Heute sollte ich mit Bruder Hjergen den Garten bestellen – er erzählte mir von Bruder Bran, der Wache am Grab von Ingrid hielt. Der gestand zu seiner Schande ein, einige Minuten die Augen geschlossen gehabt zu haben, tief geschlafen habe er allerdings nicht. Als er mit einem Schreck die Augen aufriss, sah er, dass die Erde des Grabes aufgewühlt war. Jemand hatte mit seinen Händen gegraben. Ingrid könnte es nicht einmal gewesen sein, wenn sie eine Wiedergängerin geworden wäre – wir banden sie und trafen alle Vorkehrungen. Jemand hat versucht, sie auszugraben. Prior Uthgar meinte, wir sollten uns nicht verrückt machen und dass es ein kleines Tier gewesen sein muss. Er verdonnerte Bruder Bran dazu, die Werke von Jens Sodarson zu kopieren und sich dabei an seine Pflichten zu erinnern. Aber ich sehe in den Augen einiger meiner Brüder den Zweifel keimen. Endlich.
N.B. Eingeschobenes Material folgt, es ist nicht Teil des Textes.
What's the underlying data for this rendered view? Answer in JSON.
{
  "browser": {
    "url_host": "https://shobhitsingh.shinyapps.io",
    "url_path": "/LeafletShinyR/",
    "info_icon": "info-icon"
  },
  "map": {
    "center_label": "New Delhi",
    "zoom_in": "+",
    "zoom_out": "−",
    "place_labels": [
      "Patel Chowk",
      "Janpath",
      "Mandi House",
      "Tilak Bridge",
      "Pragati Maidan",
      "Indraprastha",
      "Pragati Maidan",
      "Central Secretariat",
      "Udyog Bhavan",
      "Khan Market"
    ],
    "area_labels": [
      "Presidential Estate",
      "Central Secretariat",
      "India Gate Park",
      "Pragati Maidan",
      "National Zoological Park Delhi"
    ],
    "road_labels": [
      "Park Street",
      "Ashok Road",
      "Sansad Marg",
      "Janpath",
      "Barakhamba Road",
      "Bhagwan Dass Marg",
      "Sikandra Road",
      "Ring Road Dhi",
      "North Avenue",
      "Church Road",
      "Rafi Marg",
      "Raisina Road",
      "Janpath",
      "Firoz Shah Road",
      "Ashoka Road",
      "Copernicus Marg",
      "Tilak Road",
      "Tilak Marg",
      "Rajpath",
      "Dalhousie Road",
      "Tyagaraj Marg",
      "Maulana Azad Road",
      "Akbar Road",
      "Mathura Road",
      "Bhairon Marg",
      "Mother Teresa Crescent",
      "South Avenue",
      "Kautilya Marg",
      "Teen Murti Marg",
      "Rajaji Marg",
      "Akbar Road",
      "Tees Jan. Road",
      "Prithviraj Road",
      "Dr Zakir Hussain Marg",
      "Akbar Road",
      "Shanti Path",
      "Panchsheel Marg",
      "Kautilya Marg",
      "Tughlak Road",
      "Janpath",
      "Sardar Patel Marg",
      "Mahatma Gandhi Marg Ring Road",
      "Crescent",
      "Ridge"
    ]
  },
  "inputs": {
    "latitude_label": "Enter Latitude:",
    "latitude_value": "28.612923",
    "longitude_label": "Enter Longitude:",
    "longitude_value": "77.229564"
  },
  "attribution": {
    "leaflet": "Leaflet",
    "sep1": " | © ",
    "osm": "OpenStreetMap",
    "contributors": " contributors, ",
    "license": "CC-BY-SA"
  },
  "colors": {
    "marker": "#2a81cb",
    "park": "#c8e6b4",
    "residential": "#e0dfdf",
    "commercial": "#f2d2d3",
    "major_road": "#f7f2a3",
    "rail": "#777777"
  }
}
Es passiert. Ich hatte Recht. Meine Kammer war noch verschlossen, als ich erwachte. Und doch hatte sie wieder jemand betreten. Die Werke von Godan Hrothgarson lagen aufgeschlagen auf meinem Tisch – im Kapitel der Vorzeichen. Ein Satz war ausgeblichen, als sei jemand immer wieder mit dem Finger darübergefahren: „Denn wenn ihr euch ihrer gewahr werdet, seid ihr bereits verloren – dann seid ihr bereits Zeugen jener Zeichen, die Dómsdagûr voraus schreiten.“

Ich suchte den Jarl auf. Ich ließ mich nicht abwimmeln, bis ich zu ihm gelassen wurde. Und ich berichtete. Und er wusste es bereits. Nur einer seiner Männer war aus den Wäldern zurückgekehrt. Schrecklich verwundet berichtete er von Schatten in der Dunkelheit. Und von einem Spiel ohne Regeln. Dann starb er. Jarl Gutram ist ein Mann, den ich bewundere, das scheue ich nicht zu sagen. Er ließ das Dorf abriegeln, verfügte, dass die Feuer nun Tag und Nacht brennen sollten, dass niemand mehr allein sein dürfe. Auch Prior Uthgar musste nun einsehen, dass das Schicksal uns auserkoren hatte. Man fand ihn fortan nur an der Seite des Jarls. Heute sprach ich die Worte zur Nacht gemeinsam mit Bruder Jens. Keiner schlief mehr allein in seiner Kammer.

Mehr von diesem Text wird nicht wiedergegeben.